Circuit Breaker

30 Nov 2016

It didn't work. In fact, this attempt to merge running a startup with a sustainable lifestyle failed spectacularly.

Here's why:

1) Cheating.

If you start with the assumption that you want to work, there are lots of ways around the colour codes.

One is "fun work doesn't count", meaning that coding, writing, hardware hacking, and game design happen out of hours - and very quickly, exclusively out of hours.

The next step is then "it doesn't count if it would be less stressful to do it than to stand by and not do it", and that includes basically everything.

Work can displace non-work if permitted to do so, and that becomes circular - if there's nothing else happening in your life, that's all you'll think about.

2) Lack of damage awareness.*

I was wrong in thinking that I had an accurate read of my own state.

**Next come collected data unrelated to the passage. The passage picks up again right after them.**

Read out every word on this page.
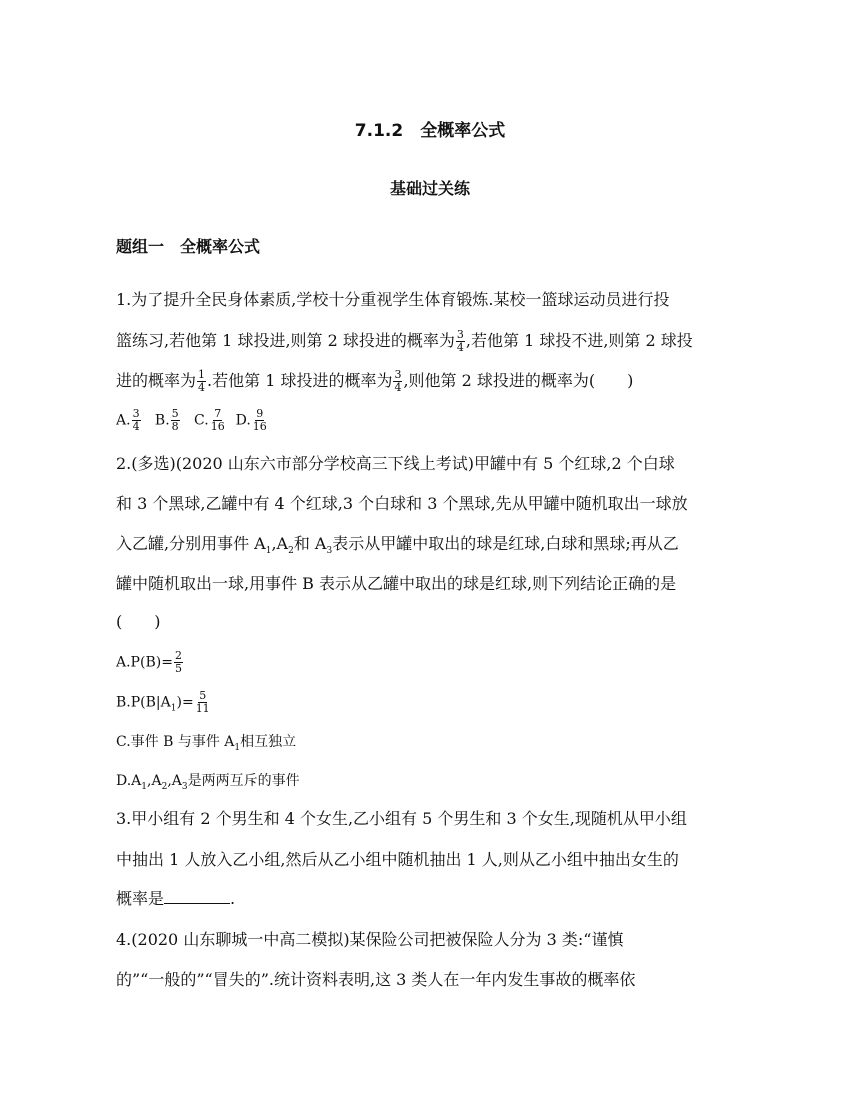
7.1.2　全概率公式
基础过关练
题组一　全概率公式
1.为了提升全民身体素质,学校十分重视学生体育锻炼.某校一篮球运动员进行投
篮练习,若他第 1 球投进,则第 2 球投进的概率为 $\frac{3}{4}$ ,若他第 1 球投不进,则第 2 球投
进的概率为 $\frac{1}{4}$ .若他第 1 球投进的概率为 $\frac{3}{4}$ ,则他第 2 球投进的概率为(　　)
A. $\frac{3}{4} B$. $\frac{5}{8} C$. $\frac{7}{16} D$. $\frac{9}{16}$
2.(多选)(2020 山东六市部分学校高三下线上考试)甲罐中有 5 个红球,2 个白球
和 3 个黑球,乙罐中有 4 个红球,3 个白球和 3 个黑球,先从甲罐中随机取出一球放
入乙罐,分别用事件 $A_1,A_2$和 $A_3$表示从甲罐中取出的球是红球,白球和黑球;再从乙
罐中随机取出一球,用事件 B 表示从乙罐中取出的球是红球,则下列结论正确的是
(　　)
$A.P(B)= \frac{2}{5}$
$B.P(B|A_1)= \frac{5}{11}$
C.事件 B 与事件 $A_1$相互独立
$D.A_1,A_2,A_3$是两两互斥的事件
3.甲小组有 2 个男生和 4 个女生,乙小组有 5 个男生和 3 个女生,现随机从甲小组
中抽出 1 人放入乙小组,然后从乙小组中随机抽出 1 人,则从乙小组中抽出女生的
概率是	.
4.(2020 山东聊城一中高二模拟)某保险公司把被保险人分为 3 类:“谨慎
的”“一般的”“冒失的”.统计资料表明,这 3 类人在一年内发生事故的概率依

It may only be by coincidence that this hit me first. Fire Hazard has a bit of a culture around "we're all badasses, and we can handle this", and nobody wants to let the team down.

(I wanted to call this 'Black Knighting' - not knowing, or caring, that you've been injured, after the Monty Python sketch, but it appears that a particularly unpleasant segment of the internet has already started using that term for something else).

We already have the cultural OK to do drastic - even destructive - things to protect the team, but we didn't realise that we already needed to do them.

3) Lack of safe space.

We actually have a system for going completely off work, but didn't use it (due to #2).

It turns out that the permanently-on-call effect, especially combined with extended hours (via #1) is extremely damaging.

The next attempt involves hard work/life separation. My working hours are now generous (8am-7pm), but rigidly enforced. I can't work from home at all. I have separate logins for my phone and laptop, maintaining separation. (As a side effect, I can't get to any of my personal stuff while working). Even my watchface shows either a Fire Hazard flame or a serene blue field.

Once this stabilises, I might add in some more advanced use-cases allowing a morning's focused work at home, or the occasional fire-fighting excursion into the Red Zone. But not yet.

To paraphrase Edison, I haven't yet failed; I've just found another way that doesn't work. We'll see how the next experiment goes.